NJSGA Celebrates Caddie Scholars and 72 years of Service
The Caddie Scholarship Foundation of the New Jersey State Golf Association celebrated its 72nd year when it hosted its annual Caddie Scholars Reception on June 27 at the Galloping Hill Golf Course in Kenilworth, home of the NJSGA.
The honored guests included 40 caddies and members of their families. The audience of more than 100 attendees included current and former caddie scholars, parents, friends, guest speakers, and administrators of the NJSGA.
Guest speakers included CSF chairman Ben Del Vento, CSF Director Bill King, caddie scholars Jack Baker of Rockaway River (Universiy of Vermont, Class of 2023) and Victoria Carson of Roxiticus (Syracuse University, Class of 2020). CSF alumni Traver Davis and Mike McFadden also told of their experiences as caddie scholars.
Baker, an incoming freshman in the honors program at Vermont, is the first recipient of the Edward Batta Scholarship which awards him $10,000 in tuition for each of his four years in college. Baker was a varsity captain in football, basketball and golf and earned a school-record 12 varsity letters at Mountain Lakes High School. He was named Northwest Jersey Athletic Conference Scholar-Athlete of the Year for 2018-19, and will major in environmental science at Vermont.

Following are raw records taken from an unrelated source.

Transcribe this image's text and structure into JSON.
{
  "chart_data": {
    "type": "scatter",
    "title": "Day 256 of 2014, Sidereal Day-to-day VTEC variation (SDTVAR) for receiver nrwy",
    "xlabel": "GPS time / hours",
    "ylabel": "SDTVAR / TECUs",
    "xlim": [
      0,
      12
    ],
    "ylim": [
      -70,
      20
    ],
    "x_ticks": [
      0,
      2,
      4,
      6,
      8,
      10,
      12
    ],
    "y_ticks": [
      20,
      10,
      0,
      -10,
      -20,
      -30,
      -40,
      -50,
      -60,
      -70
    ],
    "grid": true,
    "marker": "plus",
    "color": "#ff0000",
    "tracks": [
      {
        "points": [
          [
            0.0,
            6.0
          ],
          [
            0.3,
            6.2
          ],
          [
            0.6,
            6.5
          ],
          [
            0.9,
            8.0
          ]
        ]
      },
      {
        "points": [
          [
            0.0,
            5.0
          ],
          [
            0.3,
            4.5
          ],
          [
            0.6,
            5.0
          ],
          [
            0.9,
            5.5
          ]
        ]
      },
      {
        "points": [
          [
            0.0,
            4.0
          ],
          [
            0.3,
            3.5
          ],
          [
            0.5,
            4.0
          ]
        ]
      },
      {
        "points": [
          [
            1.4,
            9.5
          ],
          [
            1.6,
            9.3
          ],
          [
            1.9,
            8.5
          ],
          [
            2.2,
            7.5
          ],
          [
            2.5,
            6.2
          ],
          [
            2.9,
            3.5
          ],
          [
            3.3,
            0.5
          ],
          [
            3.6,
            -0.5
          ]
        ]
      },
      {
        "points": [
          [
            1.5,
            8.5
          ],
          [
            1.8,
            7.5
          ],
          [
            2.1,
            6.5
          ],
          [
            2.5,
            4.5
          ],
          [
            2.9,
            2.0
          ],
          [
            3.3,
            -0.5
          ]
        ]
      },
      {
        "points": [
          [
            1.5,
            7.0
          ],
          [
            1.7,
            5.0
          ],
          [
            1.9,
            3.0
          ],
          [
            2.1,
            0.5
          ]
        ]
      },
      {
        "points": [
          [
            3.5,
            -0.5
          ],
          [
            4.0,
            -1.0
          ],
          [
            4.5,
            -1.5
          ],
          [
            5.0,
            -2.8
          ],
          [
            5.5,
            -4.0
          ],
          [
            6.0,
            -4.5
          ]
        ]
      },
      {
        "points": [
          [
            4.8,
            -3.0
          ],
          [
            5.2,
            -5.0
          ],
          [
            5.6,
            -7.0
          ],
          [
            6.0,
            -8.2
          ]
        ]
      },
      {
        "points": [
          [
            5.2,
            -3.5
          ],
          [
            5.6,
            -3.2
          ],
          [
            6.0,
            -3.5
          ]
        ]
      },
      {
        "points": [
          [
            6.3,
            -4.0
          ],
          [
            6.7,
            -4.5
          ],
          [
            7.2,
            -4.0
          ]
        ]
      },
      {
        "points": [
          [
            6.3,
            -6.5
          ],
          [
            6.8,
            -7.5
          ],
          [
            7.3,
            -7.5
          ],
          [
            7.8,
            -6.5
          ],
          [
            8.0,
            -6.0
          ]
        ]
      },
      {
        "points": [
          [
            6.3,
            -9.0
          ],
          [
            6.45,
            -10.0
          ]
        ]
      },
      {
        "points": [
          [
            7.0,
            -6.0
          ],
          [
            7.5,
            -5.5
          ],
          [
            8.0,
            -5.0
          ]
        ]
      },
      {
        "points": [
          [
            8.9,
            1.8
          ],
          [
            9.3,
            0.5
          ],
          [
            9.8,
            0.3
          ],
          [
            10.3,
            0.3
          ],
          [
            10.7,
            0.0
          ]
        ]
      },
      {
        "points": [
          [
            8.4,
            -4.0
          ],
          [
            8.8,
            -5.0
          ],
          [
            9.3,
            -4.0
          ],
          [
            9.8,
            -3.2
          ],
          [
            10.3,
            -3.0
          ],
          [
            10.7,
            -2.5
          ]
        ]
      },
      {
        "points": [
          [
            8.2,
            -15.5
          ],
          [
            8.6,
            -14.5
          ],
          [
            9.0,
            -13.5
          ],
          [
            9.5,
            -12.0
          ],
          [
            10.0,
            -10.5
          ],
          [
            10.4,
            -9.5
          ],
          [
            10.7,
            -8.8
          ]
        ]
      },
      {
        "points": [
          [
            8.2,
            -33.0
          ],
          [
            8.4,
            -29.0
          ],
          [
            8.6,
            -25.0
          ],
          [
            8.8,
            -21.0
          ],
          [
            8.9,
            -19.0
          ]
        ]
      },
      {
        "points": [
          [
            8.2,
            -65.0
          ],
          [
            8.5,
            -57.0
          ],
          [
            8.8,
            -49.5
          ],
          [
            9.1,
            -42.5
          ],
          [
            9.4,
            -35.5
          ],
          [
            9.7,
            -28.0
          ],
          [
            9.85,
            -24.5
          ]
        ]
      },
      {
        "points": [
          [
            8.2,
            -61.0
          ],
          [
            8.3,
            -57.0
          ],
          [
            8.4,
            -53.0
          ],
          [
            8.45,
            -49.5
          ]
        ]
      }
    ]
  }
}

"I'm honored to be the first recipient of the Ed Batta Scholarship. It means a lot to me and my family. I'm proud to be a caddie. It's something I've grown up with through my father (Rockaway River C.C. head professional Greg Baker). As a caddie, I've learned to work hard, be respectful and be personable," Baker said.
"I am a former Ouimet Caddie Scholar in Massachusetts. I've always given back to the NJSGA Caddie Scholarship Foundation and to have my son win the Ed Batta Scholarship shows how hard he has worked," said Greg Baker, who serves on the NJSGA CSF Board of Trustees and as a PGA advisor to the CSF.
Carson, a graduate of West Morris Central High School, is a senior at Syracuse in the Whitman School of Management. She is majoring in accounting and hopes to become a CPA. She currently is an intern at the accounting firm of Ernst and Young in New York City.
Del Vento stated that the Foundation is looking forward to celebrating its 75th anniversary in 2022, with hopes of attaining $20 million in donations. Since its inception in 1947, the CSF has raised nearly $15 million and benefited more than 3,000 caddie scholars in New Jersey.
In 2018-19, $644,000 was presented in tuition funds to 155 caddie scholars, representing 88 colleges and 42 golf clubs.
“Education is the most precious gift,” said Del Vento, himself a caddie scholar, law student and athlete at Rutgers University.
King emphasized the caddie scholars should be prepared to give back to the program.
“Carry on the tradition by passing the game along to a friend. Act as a mentor and enjoy the sport of golf. Be involved in your school, your community and act as a volunteer. Give back to the next generation and respect those who paved the way for you, especially parents and teachers,” King stated.
Davis, a former caddie at Rock Spring Club, plans to spearhead an effort to attract CSF alumni and work with them as a trustee.
McFadden told how CSF scholarships helped unburden his family as he and his two brothers, all caddie scholars at Essex Fells, attended college at the same time.